Abstract
Background: There are considerable inter-individual differences in the symptomatic response to morphine in people with chronic breathlessness, some of which may be explained by genetic variations. Is there any association between candidate single nucleotide polymorphisms (SNPs) in opioid pathways and breathlessness when morphine or placebo is initiated in people with chronic breathlessness?
Methods: Participants (n = 136) were included from two multi-site, randomised, placebo-controlled trials of regular, low-dose, sustained-release morphine for chronic breathlessness. All were genotyped for COMT rs4680 and rs4818, HTR3B rs7103572 and OPRM1 rs1799971. “Worst,” “average” and “unpleasantness” of breathlessness are reported from baseline and the mean of days 5–7 on a 0–100 mm visual analogue scale. Genotype differences at baseline and changes in breathlessness were explored using linear regression.

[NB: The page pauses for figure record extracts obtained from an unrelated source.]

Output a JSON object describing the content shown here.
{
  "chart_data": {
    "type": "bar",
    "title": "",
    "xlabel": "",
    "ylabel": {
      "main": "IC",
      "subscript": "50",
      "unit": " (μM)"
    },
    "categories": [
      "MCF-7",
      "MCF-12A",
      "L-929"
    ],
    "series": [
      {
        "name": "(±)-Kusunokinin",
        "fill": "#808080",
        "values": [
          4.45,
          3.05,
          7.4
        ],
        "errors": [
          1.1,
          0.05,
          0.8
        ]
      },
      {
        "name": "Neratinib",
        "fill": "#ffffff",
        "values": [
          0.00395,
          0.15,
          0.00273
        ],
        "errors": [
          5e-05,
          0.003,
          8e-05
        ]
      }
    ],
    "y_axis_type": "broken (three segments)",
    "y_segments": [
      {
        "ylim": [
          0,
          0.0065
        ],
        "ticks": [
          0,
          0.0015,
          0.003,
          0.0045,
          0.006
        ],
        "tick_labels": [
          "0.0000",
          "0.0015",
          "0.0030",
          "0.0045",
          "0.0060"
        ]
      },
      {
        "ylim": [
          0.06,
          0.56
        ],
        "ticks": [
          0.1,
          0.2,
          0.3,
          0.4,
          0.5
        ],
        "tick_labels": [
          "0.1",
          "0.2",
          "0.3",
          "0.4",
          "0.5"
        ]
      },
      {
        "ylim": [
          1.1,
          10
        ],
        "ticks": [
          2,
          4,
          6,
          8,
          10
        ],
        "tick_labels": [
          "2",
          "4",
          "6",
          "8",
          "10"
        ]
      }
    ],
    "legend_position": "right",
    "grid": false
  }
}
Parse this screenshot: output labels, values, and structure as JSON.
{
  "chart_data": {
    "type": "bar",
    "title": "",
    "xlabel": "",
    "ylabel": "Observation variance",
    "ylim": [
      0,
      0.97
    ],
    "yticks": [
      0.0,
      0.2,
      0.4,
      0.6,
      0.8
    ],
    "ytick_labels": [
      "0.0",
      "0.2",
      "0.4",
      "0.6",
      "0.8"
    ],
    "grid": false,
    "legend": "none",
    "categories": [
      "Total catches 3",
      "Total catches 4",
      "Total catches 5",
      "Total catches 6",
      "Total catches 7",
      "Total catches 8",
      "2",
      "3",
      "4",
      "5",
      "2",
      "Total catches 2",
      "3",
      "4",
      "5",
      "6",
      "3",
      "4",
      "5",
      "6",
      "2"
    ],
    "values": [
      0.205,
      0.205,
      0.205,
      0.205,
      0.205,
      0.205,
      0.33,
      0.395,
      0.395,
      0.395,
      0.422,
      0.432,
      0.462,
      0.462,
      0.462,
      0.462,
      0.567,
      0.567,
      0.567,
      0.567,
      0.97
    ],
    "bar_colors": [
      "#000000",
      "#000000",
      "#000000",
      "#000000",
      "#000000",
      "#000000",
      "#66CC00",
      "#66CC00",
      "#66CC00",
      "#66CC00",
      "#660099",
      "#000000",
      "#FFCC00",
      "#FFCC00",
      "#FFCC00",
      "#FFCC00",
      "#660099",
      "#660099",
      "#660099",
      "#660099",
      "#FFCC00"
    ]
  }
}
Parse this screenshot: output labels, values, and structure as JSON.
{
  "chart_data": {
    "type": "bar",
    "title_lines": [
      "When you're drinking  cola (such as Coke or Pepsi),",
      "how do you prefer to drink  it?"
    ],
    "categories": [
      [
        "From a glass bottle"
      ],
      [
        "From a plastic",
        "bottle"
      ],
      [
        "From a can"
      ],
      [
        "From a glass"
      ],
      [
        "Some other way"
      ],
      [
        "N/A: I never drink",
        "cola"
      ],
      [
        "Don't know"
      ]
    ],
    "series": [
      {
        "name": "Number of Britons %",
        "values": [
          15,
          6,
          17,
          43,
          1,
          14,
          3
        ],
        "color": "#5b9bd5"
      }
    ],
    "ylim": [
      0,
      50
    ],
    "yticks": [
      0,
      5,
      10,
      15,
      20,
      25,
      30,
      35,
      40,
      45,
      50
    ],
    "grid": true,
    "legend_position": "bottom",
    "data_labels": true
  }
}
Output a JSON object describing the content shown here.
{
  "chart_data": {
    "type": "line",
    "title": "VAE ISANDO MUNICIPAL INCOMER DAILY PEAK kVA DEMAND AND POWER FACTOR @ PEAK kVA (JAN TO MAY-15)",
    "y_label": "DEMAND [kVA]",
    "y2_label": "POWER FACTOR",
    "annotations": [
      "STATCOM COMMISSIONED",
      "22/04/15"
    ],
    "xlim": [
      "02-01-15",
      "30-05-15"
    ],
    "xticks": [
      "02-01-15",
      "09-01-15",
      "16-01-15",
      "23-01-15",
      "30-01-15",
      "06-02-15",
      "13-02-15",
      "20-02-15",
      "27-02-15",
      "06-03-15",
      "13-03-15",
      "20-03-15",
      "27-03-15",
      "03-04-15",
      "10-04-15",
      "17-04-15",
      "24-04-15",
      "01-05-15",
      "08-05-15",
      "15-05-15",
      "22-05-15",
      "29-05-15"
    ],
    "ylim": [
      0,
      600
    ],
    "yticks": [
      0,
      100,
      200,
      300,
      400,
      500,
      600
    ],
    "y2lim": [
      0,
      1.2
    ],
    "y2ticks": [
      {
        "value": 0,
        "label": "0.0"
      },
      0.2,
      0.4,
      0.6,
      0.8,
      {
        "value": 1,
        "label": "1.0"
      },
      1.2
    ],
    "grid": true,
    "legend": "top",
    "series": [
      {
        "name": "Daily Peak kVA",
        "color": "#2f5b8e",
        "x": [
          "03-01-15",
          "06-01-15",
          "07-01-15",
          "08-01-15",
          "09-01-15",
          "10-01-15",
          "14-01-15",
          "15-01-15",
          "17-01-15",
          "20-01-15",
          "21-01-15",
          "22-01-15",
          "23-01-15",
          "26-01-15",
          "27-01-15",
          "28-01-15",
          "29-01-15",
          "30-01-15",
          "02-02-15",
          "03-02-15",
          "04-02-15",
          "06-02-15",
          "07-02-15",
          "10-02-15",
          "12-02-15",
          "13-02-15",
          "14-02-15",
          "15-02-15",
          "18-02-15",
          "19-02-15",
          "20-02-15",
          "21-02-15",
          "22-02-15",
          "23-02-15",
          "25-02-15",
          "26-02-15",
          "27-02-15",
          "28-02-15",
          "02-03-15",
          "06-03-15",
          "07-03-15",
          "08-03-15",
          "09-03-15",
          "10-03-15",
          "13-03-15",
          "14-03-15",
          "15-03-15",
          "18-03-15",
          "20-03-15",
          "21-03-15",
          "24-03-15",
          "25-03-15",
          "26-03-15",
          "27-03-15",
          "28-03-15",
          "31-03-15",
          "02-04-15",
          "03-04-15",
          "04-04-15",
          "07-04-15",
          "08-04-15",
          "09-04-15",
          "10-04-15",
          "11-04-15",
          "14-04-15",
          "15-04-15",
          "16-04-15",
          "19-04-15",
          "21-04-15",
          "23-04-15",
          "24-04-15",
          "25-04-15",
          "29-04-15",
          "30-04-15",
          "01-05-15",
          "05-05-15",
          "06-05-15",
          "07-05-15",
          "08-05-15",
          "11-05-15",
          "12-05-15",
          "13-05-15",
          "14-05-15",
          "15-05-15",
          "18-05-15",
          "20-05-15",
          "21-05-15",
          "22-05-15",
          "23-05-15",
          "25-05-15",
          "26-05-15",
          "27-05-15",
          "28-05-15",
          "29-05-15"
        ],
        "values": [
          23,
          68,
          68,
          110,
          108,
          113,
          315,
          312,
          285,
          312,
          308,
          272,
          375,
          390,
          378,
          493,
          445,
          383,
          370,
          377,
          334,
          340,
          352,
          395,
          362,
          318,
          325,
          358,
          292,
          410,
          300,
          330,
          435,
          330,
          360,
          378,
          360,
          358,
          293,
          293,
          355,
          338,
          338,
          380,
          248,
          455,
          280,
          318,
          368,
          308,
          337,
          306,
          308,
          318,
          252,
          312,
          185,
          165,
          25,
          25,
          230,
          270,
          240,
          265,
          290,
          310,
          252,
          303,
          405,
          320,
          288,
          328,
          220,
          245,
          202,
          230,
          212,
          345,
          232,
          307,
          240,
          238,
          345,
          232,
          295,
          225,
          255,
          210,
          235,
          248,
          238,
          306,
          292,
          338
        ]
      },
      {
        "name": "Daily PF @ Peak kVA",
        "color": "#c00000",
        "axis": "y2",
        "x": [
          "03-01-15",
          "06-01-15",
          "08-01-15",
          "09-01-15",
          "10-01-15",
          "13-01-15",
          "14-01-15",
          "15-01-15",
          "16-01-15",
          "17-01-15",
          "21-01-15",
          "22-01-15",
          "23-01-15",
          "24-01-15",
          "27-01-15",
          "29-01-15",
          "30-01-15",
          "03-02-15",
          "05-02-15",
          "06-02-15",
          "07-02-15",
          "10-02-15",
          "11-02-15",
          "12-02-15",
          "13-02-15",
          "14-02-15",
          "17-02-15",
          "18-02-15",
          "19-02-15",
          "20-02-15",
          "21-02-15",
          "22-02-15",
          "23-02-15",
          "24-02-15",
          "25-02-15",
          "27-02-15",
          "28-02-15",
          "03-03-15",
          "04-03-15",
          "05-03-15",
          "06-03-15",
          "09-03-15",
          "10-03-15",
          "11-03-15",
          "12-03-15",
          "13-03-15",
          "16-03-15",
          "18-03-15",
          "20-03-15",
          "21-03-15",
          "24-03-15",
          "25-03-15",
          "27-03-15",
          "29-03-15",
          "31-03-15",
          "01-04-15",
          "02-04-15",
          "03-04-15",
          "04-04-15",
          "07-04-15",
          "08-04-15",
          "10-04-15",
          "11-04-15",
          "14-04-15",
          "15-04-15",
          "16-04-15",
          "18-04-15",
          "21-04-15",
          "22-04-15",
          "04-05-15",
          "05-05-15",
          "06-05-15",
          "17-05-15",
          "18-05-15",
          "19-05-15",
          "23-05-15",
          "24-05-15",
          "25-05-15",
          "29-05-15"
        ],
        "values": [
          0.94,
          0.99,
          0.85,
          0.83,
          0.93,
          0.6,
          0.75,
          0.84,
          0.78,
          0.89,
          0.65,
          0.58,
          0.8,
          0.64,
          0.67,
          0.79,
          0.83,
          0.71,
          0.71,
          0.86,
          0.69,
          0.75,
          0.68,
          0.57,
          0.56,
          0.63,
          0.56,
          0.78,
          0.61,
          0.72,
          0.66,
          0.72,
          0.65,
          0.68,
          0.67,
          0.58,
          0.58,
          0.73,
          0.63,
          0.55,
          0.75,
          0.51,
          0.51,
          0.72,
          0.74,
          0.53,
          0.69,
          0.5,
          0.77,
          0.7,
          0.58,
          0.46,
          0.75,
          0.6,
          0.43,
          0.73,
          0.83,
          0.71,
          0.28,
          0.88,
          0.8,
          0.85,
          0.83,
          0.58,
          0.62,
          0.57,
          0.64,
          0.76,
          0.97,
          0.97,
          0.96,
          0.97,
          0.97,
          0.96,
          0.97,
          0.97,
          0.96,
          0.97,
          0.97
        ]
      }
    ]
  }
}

Results: Baseline “average” breathlessness was significantly higher in HTR3B rs7103572 C/T (mean ± SD = 52 ± 15 mm) versus C/C (44 ± 16 mm; p = 0.02), and COMT rs4680 G/G (55 ± 19 mm) versus A/A (44 ± 16 mm; p = 0.04). Reductions in breathlessness were significantly greater (post-hoc p < 0.05) in HTR3B rs7103572 T/T versus C/T and C/C, respectively, for: (1) worst [median (IQR) change = −28 (−44, −19), –5 (−20, 5), −10 (−20, 6) mm]; (2) average [–20 (–42, –8), –6 (–19, 7), –2 (–13, 8) mm]; and (3) unpleasantness [–32 (–43, –10), –7 (–20, 3), –1 (–17, 5) mm]. There were no differences between the morphine and placebo arms for response.
Conclusions: HTRB3 and COMT genotypes may influence baseline measures of chronic breathlessness, whilst HTRB3 genotype may additionally affect symptomatic response to morphine and placebo. These findings begin to create a foundation for personalised medicine in chronic breathlessness.